Dans un article récemment accepté dans la prestigieuse revue Physical Review Letters, une équipe de chercheurs internationale décrit une telle expérience. Ce travail est le résultat d'une collaboration réunissant des théoriciens [N. Goldman (Université Libre de Bruxelles), A. Bermudez, M. A. Martin-Delgado (Universidad Complutense, Madrid), M. Lewenstein (Institut des Sciences Photoniques-ICFO, Barcelone), I. Satija, P. Nikolic (NIST, Maryland, USA)] et l'expérimentateur I. Spielman du National Institute of Standards and Technology (NIST). Ensemble, ils ont élaboré un dispositif ingénieux permettant de produire des isolants topologiques en manipulant des atomes froids placés sur une puce. Celle-ci contient de nombreux fils électriques créant des champs magnétiques complexes, qui à leur tour confinent et dirigent le mouvement des atomes. En contrôlant ces champs magnétiques, sur base de méthodes expérimentales développées par I. Spielman au NIST, ces auteurs montrent que le système atomique peut entrer dans une phase topologique caractérisée par l'effet Hall quantique de spin.

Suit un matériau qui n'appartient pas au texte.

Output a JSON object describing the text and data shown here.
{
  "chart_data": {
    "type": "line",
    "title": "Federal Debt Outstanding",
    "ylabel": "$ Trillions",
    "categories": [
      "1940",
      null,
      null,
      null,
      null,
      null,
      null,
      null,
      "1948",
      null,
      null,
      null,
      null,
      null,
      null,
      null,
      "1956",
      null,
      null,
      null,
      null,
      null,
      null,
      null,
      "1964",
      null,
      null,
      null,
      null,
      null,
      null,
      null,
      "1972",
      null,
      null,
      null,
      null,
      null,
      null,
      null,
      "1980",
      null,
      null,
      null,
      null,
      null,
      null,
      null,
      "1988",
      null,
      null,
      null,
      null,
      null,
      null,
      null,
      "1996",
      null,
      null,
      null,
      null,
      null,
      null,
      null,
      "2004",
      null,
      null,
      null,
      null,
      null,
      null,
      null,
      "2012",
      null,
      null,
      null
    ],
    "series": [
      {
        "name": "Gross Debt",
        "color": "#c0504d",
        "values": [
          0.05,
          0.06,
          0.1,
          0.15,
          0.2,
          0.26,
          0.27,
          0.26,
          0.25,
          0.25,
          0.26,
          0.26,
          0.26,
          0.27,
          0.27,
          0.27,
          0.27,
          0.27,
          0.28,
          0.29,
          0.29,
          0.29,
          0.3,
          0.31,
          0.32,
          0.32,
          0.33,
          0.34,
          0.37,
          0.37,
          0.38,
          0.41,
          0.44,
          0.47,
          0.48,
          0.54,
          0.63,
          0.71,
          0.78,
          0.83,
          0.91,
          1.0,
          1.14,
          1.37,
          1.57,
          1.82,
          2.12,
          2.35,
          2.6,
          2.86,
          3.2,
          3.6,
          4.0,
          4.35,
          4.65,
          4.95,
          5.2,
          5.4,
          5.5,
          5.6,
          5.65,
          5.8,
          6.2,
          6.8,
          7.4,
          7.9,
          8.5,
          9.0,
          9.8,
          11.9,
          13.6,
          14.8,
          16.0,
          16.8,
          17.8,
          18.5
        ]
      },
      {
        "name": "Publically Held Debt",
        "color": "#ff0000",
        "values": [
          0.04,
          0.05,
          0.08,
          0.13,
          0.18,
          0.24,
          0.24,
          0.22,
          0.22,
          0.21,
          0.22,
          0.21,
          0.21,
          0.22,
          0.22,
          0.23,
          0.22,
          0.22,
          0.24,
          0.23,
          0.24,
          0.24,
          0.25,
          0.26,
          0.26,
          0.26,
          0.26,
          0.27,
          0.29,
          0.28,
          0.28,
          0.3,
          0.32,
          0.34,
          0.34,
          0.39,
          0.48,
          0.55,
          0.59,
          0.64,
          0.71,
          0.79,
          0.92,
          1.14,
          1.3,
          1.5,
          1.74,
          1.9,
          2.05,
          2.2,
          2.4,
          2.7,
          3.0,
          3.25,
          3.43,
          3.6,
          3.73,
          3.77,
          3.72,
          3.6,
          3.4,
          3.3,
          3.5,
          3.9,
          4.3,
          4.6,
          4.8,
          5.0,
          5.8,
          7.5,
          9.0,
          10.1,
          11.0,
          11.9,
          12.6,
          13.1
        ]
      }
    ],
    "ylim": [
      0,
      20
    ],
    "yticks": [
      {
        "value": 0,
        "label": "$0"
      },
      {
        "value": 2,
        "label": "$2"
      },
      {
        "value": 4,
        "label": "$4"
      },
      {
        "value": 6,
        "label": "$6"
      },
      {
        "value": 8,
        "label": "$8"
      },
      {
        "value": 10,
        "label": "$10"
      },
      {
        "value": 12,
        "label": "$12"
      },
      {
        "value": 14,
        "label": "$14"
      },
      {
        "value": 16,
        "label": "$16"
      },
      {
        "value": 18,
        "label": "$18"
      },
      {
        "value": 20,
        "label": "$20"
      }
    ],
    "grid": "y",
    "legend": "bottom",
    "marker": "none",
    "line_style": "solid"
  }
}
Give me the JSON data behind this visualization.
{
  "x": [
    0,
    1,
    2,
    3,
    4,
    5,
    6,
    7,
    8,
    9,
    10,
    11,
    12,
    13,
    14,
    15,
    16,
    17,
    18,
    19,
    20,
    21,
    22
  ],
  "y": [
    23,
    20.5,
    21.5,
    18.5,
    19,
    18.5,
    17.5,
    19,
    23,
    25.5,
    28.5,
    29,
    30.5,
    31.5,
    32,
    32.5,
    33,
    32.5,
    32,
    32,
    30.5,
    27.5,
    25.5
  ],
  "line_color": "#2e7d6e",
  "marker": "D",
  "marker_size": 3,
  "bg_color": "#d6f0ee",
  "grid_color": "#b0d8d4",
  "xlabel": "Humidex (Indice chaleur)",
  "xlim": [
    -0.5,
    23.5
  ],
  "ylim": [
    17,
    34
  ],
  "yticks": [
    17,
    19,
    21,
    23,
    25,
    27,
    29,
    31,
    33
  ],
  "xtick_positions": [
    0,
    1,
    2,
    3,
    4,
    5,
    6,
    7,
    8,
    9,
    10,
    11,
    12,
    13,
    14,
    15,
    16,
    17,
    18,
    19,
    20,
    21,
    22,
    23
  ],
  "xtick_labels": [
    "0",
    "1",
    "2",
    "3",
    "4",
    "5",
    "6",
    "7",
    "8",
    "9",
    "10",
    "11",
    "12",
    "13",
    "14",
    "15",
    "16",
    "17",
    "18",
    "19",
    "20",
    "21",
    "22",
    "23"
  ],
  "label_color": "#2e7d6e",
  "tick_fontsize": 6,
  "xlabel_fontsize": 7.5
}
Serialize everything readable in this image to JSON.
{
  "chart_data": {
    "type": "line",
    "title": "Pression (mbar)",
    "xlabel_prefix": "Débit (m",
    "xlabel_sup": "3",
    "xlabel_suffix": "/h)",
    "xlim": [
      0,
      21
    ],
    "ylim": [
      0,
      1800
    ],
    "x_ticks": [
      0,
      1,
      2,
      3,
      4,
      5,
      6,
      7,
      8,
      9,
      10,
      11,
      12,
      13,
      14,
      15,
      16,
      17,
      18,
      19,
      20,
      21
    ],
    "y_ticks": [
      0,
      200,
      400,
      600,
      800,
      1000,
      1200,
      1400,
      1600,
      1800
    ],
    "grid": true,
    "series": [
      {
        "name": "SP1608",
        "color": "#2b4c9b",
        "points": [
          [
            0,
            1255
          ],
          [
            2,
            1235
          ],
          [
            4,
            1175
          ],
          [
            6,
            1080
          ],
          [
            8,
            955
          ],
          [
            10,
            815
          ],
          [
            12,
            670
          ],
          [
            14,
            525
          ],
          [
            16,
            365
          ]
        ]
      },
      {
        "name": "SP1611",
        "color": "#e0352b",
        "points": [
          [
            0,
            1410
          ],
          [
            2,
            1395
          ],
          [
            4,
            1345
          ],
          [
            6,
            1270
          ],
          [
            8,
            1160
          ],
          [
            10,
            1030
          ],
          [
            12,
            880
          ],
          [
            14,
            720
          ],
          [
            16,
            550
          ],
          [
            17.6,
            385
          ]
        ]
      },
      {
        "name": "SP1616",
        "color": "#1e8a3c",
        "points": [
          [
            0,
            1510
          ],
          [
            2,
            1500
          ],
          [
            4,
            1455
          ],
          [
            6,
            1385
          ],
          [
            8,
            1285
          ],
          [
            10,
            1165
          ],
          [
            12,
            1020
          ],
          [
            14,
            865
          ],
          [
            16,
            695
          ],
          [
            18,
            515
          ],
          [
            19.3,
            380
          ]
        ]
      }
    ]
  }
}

Les auteurs proposent également une méthode efficace pour détecter les courants de spin qui émergent dans ce nouveau contexte.

La réalisation de liquides topologiques avec des atomes froids approfondira nos connaissances de ces phases exotiques et guidera très certainement le développement de la spintronique et de la communication quantique.

References
Realistic Time-Reversal Invariant Topological Insulators With Neutral Atoms (to appear in Physical Review Letters)
Authors: N. Goldman, I. Satija, P. Nikolic, A. Bermudez, M. A. Martin-Delgado, M. Lewenstein and I. B. Spielman.